© 2015 by Griffith Wildlife Disease Ecology Group

 

Mariel Familiar Lopez

Qualifications 

BSc Biology

MSc Enviroment Biology

PhD

Position 

Research Associate

Contact details

Address:

Environmental Futures Research Institute

Building G05, School of Environment and Science,

Gold Coast campus, Griffith University, 

Queensland, Australia 4222

Email: mariel.familiarlopez"at"griffithuni.edu.au

Twitter: @froggirl_mariel

Research Overview

 

I am a terrestrial ecologist particularly interested in amphibian disease ecology, wildlife conservation and environmental sciences. My research expertise includes amphibian infectious disease, terrestrial field ecology, spatial analysis, amphibian thermal physiology, climate change, species distribution and occupancy modelling, molecular analysis and amphibian microbiome interactions.

Background

 

I studied Biology at the Faculty of Sciences at the National Autonomous University of Mexico (UNAM) completing my degree in 2007. My bachelor thesis project consisted on modelling the variation in daily temperature in relation to potential outbreaks of chytridiomycosis in mountain amphibians from the states of Guerrero and Oaxaca, Mexico. Shortly after, I followed my studies with a Masters in Environmental Biology at the Ecology Institute (UNAM) completing my degree in 2010. I developed a thesis project on environmental and geographic factors that influence the incidence and prevalence of chytridiomycosis in amphibians of the mountain areas of Guerrero, Mexico.
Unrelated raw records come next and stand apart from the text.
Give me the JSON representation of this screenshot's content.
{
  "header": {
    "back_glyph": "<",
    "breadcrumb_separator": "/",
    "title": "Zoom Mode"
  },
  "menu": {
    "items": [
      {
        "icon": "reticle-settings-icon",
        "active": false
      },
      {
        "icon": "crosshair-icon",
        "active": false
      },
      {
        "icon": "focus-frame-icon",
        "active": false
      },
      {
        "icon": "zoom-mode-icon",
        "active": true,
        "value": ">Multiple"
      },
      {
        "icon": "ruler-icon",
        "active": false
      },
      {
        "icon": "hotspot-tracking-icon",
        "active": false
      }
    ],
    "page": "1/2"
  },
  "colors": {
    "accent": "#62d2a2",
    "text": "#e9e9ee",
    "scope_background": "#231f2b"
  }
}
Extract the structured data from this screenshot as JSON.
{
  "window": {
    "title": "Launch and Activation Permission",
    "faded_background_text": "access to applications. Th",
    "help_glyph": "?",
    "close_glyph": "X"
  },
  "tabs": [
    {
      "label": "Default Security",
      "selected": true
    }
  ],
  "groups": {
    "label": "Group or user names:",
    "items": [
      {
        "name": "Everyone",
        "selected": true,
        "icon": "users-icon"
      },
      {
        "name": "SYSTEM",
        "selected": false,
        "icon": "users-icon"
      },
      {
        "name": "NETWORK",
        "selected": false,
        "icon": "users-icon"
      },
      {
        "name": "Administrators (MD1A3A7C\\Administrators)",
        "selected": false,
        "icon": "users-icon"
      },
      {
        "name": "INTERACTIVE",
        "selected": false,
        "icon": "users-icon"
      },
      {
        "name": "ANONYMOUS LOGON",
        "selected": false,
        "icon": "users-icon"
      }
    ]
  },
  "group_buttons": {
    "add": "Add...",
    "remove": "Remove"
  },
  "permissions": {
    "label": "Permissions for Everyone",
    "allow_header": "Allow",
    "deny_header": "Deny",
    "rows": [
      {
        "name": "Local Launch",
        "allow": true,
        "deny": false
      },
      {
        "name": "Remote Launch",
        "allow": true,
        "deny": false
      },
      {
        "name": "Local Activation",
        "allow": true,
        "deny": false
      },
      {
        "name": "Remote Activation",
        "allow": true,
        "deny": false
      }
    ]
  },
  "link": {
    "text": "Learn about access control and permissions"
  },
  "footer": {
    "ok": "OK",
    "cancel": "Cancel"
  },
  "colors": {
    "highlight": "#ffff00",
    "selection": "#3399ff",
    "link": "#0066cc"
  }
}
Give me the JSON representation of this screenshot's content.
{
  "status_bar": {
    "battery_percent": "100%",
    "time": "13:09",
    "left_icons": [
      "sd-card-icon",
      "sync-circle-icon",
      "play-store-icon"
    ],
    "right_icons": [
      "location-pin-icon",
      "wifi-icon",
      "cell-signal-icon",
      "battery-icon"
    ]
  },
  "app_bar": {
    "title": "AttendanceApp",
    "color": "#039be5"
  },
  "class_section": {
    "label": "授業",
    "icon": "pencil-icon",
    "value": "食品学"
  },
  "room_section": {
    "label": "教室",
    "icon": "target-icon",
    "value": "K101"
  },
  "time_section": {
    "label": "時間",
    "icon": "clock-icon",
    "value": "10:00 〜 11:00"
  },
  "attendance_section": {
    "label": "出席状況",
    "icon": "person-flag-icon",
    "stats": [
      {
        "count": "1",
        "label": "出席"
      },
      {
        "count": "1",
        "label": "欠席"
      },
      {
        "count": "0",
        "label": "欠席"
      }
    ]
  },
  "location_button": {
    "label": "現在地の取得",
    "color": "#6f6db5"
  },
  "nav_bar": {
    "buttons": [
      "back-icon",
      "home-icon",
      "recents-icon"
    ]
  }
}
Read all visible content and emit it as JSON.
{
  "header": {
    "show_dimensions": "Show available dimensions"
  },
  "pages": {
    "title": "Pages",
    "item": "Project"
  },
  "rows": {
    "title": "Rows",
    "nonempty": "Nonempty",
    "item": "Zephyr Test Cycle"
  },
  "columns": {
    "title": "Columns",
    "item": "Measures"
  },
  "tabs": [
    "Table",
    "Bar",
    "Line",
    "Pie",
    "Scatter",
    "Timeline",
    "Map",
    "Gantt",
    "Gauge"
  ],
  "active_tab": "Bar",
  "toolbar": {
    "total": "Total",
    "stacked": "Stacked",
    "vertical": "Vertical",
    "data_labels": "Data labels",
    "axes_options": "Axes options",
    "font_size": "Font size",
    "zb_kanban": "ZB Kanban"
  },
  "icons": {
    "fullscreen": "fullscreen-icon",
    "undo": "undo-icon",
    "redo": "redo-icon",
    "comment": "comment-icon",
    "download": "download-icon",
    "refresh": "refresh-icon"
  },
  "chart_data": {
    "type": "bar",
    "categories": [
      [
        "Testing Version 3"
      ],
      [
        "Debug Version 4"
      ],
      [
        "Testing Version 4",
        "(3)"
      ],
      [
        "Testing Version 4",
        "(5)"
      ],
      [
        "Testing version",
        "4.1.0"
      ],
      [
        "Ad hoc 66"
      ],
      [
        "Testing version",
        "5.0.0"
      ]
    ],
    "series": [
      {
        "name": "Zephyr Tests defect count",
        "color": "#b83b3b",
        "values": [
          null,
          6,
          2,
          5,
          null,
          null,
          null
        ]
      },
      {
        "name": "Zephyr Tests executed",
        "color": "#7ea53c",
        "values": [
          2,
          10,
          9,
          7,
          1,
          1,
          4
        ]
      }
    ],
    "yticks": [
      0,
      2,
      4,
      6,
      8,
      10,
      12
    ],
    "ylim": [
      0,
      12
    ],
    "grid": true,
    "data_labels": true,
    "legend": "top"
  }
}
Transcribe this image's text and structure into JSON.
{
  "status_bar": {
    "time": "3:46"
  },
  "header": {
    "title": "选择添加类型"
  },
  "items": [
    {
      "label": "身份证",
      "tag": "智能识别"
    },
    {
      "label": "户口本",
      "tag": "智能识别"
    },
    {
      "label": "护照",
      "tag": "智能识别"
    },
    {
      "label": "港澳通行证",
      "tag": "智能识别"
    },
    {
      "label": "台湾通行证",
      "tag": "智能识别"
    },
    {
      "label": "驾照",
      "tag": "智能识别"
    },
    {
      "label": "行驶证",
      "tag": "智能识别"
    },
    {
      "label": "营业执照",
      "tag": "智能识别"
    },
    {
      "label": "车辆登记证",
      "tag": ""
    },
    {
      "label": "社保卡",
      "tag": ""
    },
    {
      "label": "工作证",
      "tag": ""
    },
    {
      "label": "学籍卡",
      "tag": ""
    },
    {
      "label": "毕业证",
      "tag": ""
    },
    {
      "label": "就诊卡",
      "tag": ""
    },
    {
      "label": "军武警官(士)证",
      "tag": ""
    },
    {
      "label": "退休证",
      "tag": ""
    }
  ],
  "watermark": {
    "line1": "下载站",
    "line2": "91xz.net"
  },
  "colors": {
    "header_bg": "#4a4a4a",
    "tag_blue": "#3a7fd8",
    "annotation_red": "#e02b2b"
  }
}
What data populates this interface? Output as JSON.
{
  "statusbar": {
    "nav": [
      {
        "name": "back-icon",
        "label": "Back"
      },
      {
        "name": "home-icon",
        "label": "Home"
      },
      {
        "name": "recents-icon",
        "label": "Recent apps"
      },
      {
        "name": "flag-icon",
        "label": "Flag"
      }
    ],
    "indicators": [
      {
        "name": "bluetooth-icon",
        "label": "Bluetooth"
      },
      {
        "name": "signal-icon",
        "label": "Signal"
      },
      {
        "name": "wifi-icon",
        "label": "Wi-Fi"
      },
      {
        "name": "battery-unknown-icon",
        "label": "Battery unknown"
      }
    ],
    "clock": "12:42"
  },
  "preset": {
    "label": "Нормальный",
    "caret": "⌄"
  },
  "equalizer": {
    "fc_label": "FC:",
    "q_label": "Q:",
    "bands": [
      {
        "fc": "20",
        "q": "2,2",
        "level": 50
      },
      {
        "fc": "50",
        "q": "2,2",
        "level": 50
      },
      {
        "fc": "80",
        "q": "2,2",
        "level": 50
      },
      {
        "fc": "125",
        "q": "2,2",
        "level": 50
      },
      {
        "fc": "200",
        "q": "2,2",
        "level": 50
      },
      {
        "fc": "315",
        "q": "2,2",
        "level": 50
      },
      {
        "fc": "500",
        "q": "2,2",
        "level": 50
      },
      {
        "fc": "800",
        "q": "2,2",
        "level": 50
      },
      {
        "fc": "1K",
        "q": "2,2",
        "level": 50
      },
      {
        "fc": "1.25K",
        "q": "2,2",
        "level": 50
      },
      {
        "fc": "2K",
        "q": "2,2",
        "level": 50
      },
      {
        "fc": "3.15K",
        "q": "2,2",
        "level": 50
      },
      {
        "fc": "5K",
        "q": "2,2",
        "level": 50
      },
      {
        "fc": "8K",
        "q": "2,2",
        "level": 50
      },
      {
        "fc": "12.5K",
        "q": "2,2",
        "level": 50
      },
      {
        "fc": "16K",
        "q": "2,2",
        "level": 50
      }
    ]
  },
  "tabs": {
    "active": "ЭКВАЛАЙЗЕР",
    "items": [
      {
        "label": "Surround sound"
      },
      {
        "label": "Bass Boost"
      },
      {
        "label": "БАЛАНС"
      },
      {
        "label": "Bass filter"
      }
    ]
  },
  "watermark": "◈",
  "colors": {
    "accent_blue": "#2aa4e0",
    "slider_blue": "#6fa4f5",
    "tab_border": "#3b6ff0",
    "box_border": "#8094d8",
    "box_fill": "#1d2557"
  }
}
These two projects developed my interest in in wildlife disease ecology, especially in amphibians, which lead me to pursue a PhD in this topic. I came to Australia to undertake my PhD at Griffith University in collaboration with World Heritage Australia, Southern Cross University and James Cook University. My PhD focused on studying the distribution, ecology, disease and physiology of a cryptic, mountain-top endemic frog (Philoria loveridgei) in the face of climate change. My research sites where in the Tweed Caldera Rim within Gondwana Rainforests of Australia World Heritage Area, in mid-eastern Australia.

 

In my dissertation I examined how: (i) sensitivity to environmental change (i.e. changes in calling phenology, thermal tolerances, and disease susceptibility), and (ii) exposure to environmental change (i.e. detectability, occupancy and species distribution, and thermal environment and microhabitat buffering), influenced the vulnerability of this anuran. My latest collaborative research project focused on amphibian skin microbiota, investigating the effects of climatic conditions and chytridiomycosis on the diversity of frog skin bacteria, with Dr. Eria Rebollar and Dr. Reid Harris (James Madison University and Centre for Genomic Sciences).

Research Keywords

Disease ecology, wildlife conservation, Amphibians, Chytridiomycosis, Skin Microbial Communities, Climate Change, Occupancy and Species Distribution modelling, Science Communication

Publications & Theses

2017

  • Familiar López M, Rebollar EA, Harris RN, Vredenburg VT, Hero JM Temporal variation of the skin bacterial community and Batrachochytrium dendrobatidis infection in the terrestrial cryptic frog Philoria loveridgei. Front Microbiol. 22;8:2535. doi: 10.3389/fmicb.2017.02535. eCollection 2017.

2016

  • Familiar López M (2016) Doctoral Dissertation: Distribution, ecology, disease and physiology of mountain-top endemic frogs in the face of climate change: A study on Philoria sp.

2010

  • Familiar López M Masters Dissertation: Environmental and geographic factors that influence the incidence and prevalence of Chytridiomycosis in amphibians of the mountain areas of Guerrero, Mexico

2008

  • Frías-Alvarez P., Vredenburg V.T., Familiar López M., Longcore J.E., González-Bernal E., Santos-Barrera G., Zambrano L. y Parra-Olea G. Crytridiomycosis Survey in Wild and Captive Mexican Amphibians. EcoHealth 5:18-26.

2007

  • Familiar López M Honours Dissertation: Variation in daily temperature and the relationship with outbreaks of Chytridiomycosis in mountain amphibians in Guerrero and Oaxaca, Mexico.

Awards

2017

  • Species on the Move Inaugural Conference video competition, “Who likes it hot? Mountain top frog vulnerability to climate change”, 2nd place in the People’s Choice Award.

2012

  • Griffith University Environmental Future Research Centre Student Symposium, ”Distribution, ecology, disease and physiology of mountain-top endemic frogs in the face of climate change: A study on Philoria sp.” 1st place in the Post Confirmation Category

2010

  • National Autonomous University of Mexico Commendation for excellence for Master in Science

 

Science Communication

  • Educational short film “Back from the Brink: episode 8 - Red and yellow mountain-frog”, Natura Pacific, 2018 (link

  • Cutting Edge Professional Development Day for Teachers and Scientific Operation Officers, Griffith University, 2016 and 2017 (link

  • Pop-up Science Centre, Griffith University, 2016, 2017 and 2018 (link

  • World Science Festival Brisbane, Griffith University, 2017 and 2018 (link

  • Science Tent at Splendour in the Grass, Inspiring Australia, 2017 and 2018.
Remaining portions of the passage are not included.